Is it Necessary to Pre-process all Features the same way?

whamp · August 5, 2018, 4:10am

So I’ve been thinking through a structured data model I’ve built using the fast.ai library that appears to be working. One thing I noticed and pointed out in a separate thread was that changing the loss criterion mid training seems to help the model a lot. Discussion here:

One hypothesis for why this works so well is it helps get around distributional issues in my data. This got me thinking about my pre-processing steps and what I could do to improve them to help the model learn without having to change learning criteria mid training.

So the "core’ of my continuous data are 16 features that have an intrinsic relationship to one another. These 16 features are also used as the targets (when forward lagged in time). 14 of these range from [0,large] and 2 of these range from [-very large,+very large] but with 90% of observations lying between [-medium,+medium]. For the 14 features that are always positive, taking the log works really well to make them look much more normally distributed. What is stumping me is what to do with the other 2 features that can and do take on negative values. Is it ok to take the log of some features and not others? Won’t that be destroying any information contained in the correlation between series that have been logged and those that have not ? Maybe I’m overthinking it and should just try a bunch of stuff ?

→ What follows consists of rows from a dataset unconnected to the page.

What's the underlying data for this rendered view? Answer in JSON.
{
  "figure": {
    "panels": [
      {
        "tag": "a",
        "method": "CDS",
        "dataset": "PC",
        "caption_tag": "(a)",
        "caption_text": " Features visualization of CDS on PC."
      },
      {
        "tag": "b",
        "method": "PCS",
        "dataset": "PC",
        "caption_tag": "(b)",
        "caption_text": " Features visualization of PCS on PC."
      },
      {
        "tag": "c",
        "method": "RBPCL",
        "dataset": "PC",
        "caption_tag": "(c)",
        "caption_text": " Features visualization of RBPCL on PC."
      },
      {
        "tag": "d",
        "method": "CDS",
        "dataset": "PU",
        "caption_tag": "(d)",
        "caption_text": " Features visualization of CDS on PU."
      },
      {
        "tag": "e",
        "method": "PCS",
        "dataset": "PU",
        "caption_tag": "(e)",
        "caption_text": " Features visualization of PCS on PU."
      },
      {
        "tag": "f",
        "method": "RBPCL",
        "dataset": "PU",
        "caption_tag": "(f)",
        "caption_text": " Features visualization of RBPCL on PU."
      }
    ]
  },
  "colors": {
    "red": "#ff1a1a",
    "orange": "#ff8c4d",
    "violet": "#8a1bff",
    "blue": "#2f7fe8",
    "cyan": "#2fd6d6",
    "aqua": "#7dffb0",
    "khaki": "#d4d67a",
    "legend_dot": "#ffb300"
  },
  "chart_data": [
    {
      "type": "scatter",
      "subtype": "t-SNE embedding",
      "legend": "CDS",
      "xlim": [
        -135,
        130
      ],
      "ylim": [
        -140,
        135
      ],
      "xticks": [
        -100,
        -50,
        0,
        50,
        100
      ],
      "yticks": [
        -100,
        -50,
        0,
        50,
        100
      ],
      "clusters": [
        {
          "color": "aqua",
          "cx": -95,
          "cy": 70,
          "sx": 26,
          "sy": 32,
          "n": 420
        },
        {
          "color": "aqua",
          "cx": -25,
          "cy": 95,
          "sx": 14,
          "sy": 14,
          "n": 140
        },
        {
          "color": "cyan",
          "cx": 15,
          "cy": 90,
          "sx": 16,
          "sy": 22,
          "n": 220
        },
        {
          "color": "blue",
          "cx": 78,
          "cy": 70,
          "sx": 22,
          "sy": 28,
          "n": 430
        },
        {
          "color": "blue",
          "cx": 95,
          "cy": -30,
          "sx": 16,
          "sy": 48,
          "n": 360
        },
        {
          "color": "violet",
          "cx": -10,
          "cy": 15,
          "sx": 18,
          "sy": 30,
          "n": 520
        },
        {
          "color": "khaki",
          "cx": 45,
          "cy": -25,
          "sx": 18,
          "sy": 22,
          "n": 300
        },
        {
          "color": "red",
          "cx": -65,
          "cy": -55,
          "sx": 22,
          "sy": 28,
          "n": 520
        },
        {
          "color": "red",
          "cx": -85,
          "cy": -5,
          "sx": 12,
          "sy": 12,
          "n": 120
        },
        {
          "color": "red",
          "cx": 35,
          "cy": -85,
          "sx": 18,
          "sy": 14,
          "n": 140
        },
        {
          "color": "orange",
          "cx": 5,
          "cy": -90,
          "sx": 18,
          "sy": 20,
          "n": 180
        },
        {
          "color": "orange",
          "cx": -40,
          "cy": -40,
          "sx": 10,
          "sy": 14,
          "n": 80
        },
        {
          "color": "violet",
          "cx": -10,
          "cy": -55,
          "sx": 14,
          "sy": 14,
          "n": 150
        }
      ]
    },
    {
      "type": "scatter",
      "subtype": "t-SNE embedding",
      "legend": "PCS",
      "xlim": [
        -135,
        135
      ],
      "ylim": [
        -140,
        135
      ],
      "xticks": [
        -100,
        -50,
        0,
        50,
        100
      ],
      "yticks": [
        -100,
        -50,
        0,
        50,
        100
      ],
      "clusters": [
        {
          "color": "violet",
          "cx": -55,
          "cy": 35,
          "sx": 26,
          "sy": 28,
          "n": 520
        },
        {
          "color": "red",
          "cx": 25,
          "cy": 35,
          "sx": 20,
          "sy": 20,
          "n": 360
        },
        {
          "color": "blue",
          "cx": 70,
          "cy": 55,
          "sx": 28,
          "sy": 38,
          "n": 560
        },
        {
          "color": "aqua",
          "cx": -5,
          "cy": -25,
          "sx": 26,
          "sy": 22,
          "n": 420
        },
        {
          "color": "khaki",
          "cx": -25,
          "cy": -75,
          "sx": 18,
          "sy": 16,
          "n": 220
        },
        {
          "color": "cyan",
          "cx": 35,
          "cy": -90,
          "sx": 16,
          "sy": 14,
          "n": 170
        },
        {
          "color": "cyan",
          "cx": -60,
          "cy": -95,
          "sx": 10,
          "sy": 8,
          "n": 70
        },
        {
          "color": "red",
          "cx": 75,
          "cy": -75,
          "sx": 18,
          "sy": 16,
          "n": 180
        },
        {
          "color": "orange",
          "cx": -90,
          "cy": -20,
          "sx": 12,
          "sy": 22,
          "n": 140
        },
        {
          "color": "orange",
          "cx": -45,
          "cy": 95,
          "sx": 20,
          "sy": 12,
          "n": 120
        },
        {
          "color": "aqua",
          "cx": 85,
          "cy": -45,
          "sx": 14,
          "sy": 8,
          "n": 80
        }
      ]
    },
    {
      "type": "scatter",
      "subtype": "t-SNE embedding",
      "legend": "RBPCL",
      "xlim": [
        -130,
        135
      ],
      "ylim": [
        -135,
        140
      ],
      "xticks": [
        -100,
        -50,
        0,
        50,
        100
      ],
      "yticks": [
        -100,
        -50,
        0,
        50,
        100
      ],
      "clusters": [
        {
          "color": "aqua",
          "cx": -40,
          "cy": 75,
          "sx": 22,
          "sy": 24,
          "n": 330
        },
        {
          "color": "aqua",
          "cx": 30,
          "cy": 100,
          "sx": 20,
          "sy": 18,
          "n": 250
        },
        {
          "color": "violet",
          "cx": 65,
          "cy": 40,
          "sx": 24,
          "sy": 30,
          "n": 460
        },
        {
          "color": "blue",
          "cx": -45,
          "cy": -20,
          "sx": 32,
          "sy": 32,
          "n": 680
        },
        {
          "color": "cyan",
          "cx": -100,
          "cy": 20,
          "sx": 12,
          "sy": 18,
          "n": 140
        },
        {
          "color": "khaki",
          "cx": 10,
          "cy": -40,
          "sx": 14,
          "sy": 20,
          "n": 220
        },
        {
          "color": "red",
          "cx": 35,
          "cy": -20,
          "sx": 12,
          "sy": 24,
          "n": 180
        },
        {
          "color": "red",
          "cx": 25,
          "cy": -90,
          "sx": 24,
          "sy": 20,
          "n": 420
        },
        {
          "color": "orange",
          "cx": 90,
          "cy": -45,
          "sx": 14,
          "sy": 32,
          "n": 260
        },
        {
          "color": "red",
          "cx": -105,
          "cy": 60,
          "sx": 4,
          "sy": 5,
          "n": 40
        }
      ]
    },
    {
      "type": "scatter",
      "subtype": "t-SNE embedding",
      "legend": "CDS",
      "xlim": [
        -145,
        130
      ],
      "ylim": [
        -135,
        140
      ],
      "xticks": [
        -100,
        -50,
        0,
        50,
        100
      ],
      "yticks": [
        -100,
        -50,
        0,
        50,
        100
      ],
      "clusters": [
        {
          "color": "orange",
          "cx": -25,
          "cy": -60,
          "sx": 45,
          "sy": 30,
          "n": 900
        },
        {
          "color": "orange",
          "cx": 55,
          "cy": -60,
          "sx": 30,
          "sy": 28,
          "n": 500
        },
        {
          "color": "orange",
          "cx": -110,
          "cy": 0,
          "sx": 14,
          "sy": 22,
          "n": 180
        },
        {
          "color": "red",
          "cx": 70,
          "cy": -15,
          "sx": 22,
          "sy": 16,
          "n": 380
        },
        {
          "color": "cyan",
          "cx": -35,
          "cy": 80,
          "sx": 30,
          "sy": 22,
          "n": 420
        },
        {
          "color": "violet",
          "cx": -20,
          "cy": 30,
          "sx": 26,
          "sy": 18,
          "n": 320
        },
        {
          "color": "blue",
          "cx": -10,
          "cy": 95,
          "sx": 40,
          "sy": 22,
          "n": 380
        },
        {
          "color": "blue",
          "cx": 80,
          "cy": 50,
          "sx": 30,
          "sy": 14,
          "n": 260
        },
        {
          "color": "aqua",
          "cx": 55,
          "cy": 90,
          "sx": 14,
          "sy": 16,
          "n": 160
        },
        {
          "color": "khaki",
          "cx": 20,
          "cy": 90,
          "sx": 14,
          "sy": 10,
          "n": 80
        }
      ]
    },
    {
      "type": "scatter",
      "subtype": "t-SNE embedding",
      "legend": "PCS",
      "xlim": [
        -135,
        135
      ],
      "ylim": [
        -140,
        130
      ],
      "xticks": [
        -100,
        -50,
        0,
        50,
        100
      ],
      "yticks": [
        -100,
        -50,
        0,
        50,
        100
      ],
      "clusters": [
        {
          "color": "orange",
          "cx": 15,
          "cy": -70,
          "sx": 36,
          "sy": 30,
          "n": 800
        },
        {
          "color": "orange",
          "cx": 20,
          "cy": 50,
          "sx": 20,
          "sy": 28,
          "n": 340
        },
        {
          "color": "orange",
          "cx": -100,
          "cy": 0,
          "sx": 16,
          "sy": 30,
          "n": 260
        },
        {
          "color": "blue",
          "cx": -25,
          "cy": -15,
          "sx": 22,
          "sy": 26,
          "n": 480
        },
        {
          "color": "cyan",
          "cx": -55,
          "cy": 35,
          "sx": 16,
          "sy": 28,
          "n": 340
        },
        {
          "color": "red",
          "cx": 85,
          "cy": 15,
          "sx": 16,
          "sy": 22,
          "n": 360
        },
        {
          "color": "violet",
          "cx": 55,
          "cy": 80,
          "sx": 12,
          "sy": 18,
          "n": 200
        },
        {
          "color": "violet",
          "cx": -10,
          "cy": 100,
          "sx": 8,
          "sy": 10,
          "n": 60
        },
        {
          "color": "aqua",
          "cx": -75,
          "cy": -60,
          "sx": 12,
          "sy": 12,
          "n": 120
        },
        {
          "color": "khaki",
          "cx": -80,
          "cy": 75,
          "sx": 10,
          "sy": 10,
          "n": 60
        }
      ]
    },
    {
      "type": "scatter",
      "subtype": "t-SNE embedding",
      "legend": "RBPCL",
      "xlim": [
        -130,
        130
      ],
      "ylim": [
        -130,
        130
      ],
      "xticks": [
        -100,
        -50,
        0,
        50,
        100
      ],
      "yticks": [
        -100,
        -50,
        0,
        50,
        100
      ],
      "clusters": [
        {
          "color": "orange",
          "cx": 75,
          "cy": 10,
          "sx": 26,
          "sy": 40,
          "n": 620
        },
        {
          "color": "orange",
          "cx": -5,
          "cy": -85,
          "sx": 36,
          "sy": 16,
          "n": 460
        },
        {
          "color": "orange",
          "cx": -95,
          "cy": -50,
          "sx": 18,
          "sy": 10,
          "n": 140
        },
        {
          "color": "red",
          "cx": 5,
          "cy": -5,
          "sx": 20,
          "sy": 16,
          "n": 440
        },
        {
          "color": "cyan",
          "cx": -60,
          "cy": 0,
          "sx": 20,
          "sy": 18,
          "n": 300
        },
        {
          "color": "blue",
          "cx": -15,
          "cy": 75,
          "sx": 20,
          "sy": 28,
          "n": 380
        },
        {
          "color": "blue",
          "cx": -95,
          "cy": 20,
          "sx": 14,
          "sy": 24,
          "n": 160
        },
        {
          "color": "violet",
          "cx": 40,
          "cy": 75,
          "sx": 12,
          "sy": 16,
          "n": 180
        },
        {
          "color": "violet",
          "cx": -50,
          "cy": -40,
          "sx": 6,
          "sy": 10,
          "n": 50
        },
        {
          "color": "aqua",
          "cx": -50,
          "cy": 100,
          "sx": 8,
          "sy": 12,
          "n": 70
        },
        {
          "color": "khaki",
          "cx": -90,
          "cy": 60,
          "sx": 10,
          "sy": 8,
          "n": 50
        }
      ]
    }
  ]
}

fyi, The pre-processing I’m doing in the working model is to just scale all features by a single relevant scalar value and then use sklearn StandardScaler on all of the features

Any ideas would be appreciated!

radek · August 5, 2018, 7:23am

It is okay to preprocess the features in different ways. The important bit is to make sure you apply the same preprocessing to your test data as you do to your train data. The more complex the preprocessing you apply the higher the chance of applying it incorrectly or there occurring information leakage.

Sklearn has this very neat notion of pipelines - declaring a pipeline of transformations and applying it first to train and then applying the pipeline to the test set.